Humans have a strong drive to protect their own lives – and to a greater degree – that of their offspring. How do you get peace officers to overcome their own self-preservation drives to go help others? The bigger question is: How do you get them comfortable with being in those life-ending situations and allow them to cognitively work through the challenges they are going to face? Creative problem solving is compromised with high levels of sympathetic nervous system arousal, which is part of the fight, flight, freeze, posture, or submit response we see in humans. An illustration of this comes from Mike Tyson’s quote, “Everyone has a plan until you punch them in the mouth.”
How do you get peace officers comfortable in life-or-death situations and mitigate them from being overwhelmed with the negative effects? Simply, you have to put them in events just like these and get them comfortable being there. Put them repeatedly in situations that simulate the threat to their mortality. The question is how?

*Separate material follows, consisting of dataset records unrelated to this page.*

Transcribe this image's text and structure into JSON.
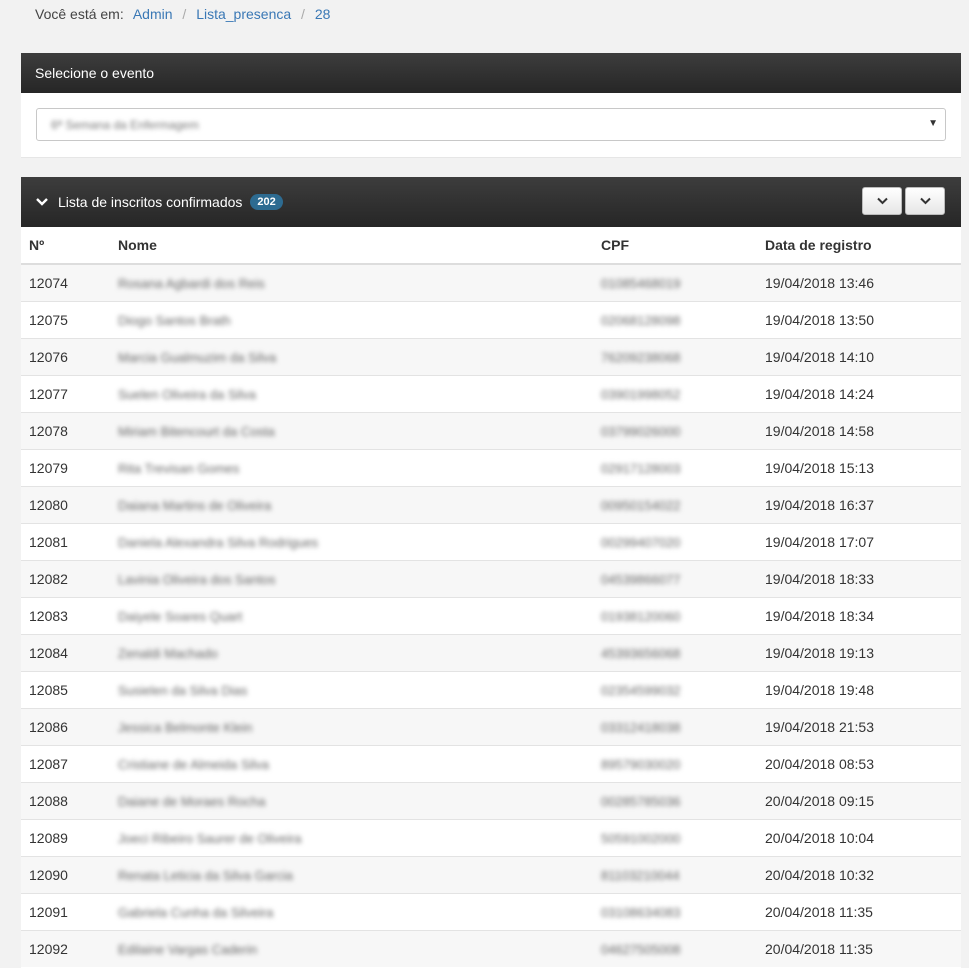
{
  "breadcrumb": {
    "label": "Você está em:",
    "items": [
      "Admin",
      "Lista_presenca",
      "28"
    ]
  },
  "event_panel": {
    "title": "Selecione o evento",
    "select_value": "6ª Semana da Enfermagem"
  },
  "list_panel": {
    "title": "Lista de inscritos confirmados",
    "count": "202",
    "columns": [
      "Nº",
      "Nome",
      "CPF",
      "Data de registro"
    ],
    "rows": [
      {
        "n": "12074",
        "nome": "Rosana Agbardi dos Reis",
        "cpf": "01085468019",
        "data": "19/04/2018 13:46"
      },
      {
        "n": "12075",
        "nome": "Diogo Santos Brath",
        "cpf": "02068128098",
        "data": "19/04/2018 13:50"
      },
      {
        "n": "12076",
        "nome": "Marcia Gualmuzim da Silva",
        "cpf": "76209238068",
        "data": "19/04/2018 14:10"
      },
      {
        "n": "12077",
        "nome": "Suelen Oliveira da Silva",
        "cpf": "03901998052",
        "data": "19/04/2018 14:24"
      },
      {
        "n": "12078",
        "nome": "Miriam Bitencourt da Costa",
        "cpf": "03799026000",
        "data": "19/04/2018 14:58"
      },
      {
        "n": "12079",
        "nome": "Rita Trevisan Gomes",
        "cpf": "02917128003",
        "data": "19/04/2018 15:13"
      },
      {
        "n": "12080",
        "nome": "Daiana Martins de Oliveira",
        "cpf": "00950154022",
        "data": "19/04/2018 16:37"
      },
      {
        "n": "12081",
        "nome": "Daniela Alexandra Silva Rodrigues",
        "cpf": "00299407020",
        "data": "19/04/2018 17:07"
      },
      {
        "n": "12082",
        "nome": "Lavinia Oliveira dos Santos",
        "cpf": "04539866077",
        "data": "19/04/2018 18:33"
      },
      {
        "n": "12083",
        "nome": "Daiyele Soares Quart",
        "cpf": "01938120060",
        "data": "19/04/2018 18:34"
      },
      {
        "n": "12084",
        "nome": "Zenaldi Machado",
        "cpf": "45393656068",
        "data": "19/04/2018 19:13"
      },
      {
        "n": "12085",
        "nome": "Susielen da Silva Dias",
        "cpf": "02354599032",
        "data": "19/04/2018 19:48"
      },
      {
        "n": "12086",
        "nome": "Jessica Belmonte Klein",
        "cpf": "03312418038",
        "data": "19/04/2018 21:53"
      },
      {
        "n": "12087",
        "nome": "Cristiane de Almeida Silva",
        "cpf": "89579030020",
        "data": "20/04/2018 08:53"
      },
      {
        "n": "12088",
        "nome": "Daiane de Moraes Rocha",
        "cpf": "00285785036",
        "data": "20/04/2018 09:15"
      },
      {
        "n": "12089",
        "nome": "Joeci Ribeiro Saurer de Oliveira",
        "cpf": "50591002000",
        "data": "20/04/2018 10:04"
      },
      {
        "n": "12090",
        "nome": "Renata Leticia da Silva Garcia",
        "cpf": "81103210044",
        "data": "20/04/2018 10:32"
      },
      {
        "n": "12091",
        "nome": "Gabriela Cunha da Silveira",
        "cpf": "03108634083",
        "data": "20/04/2018 11:35"
      },
      {
        "n": "12092",
        "nome": "Edilaine Vargas Caderin",
        "cpf": "04627505008",
        "data": "20/04/2018 11:35"
      }
    ]
  },
  "icons": {
    "collapse": "chevron-down-icon",
    "select_caret": "caret-down-icon"
  },
  "colors": {
    "header_bg": "#2b2b2b",
    "link": "#3a78b5",
    "badge": "#2d6b91"
  }
}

One path to this is to train jujitsu. I specifically name jujitsu because the goal of this martial art is to place your opponent’s body – or parts of it – in a position that could cause them to lose consciousness or break a limb. Hold it long enough and the person can die. Participating in jujitsu places you in a position where someone else is intentionally positioning themselves to injure or even kill you. You have to learn early on how to navigate between being in danger and being close to danger – there is a difference. Having someone’s arm around your neck ready to restrict the flow of oxygenated blood as they are trying to get it into the right position using pressure that will surely cause you to pass out, and being comfortable with that, is a learned skill. Learning to be that close to danger and be able to maintain composure and the ability to problem solve occurs with many repetitions of being in that situation.
The VirTra simulators are another way to produce contextually rich environments that threaten the safety of the participants. The context comes from the high-quality filming of the characters in realistic environments, and the threat to safety comes from the V-Threat-Fire®. The V-Threat-Fire is paired with an on-screen threat such as a gunshot, stabbing, explosion, etc. If an officer does not mitigate the risk to their safety, the device is activated and the electric shock causes pain. A threat action can occur on-screen at any point, and if you do not stop it, you will feel the sting of the V-Threat-Fire. Similar to the need to block an arm to prevent a choke: miss it, and its tap-out or blackout.
We need to do more than just stress exposure. We need to do stress inoculation which includes the development of coping strategies and skills under threat conditions. This is missed in law enforcement. Do you want them to get used to going into harm’s way and be able to do it when called upon? Then you have to provide the type of training and the frequency of training that conditions this response. This is a perishable skill that needs ongoing reinforcement.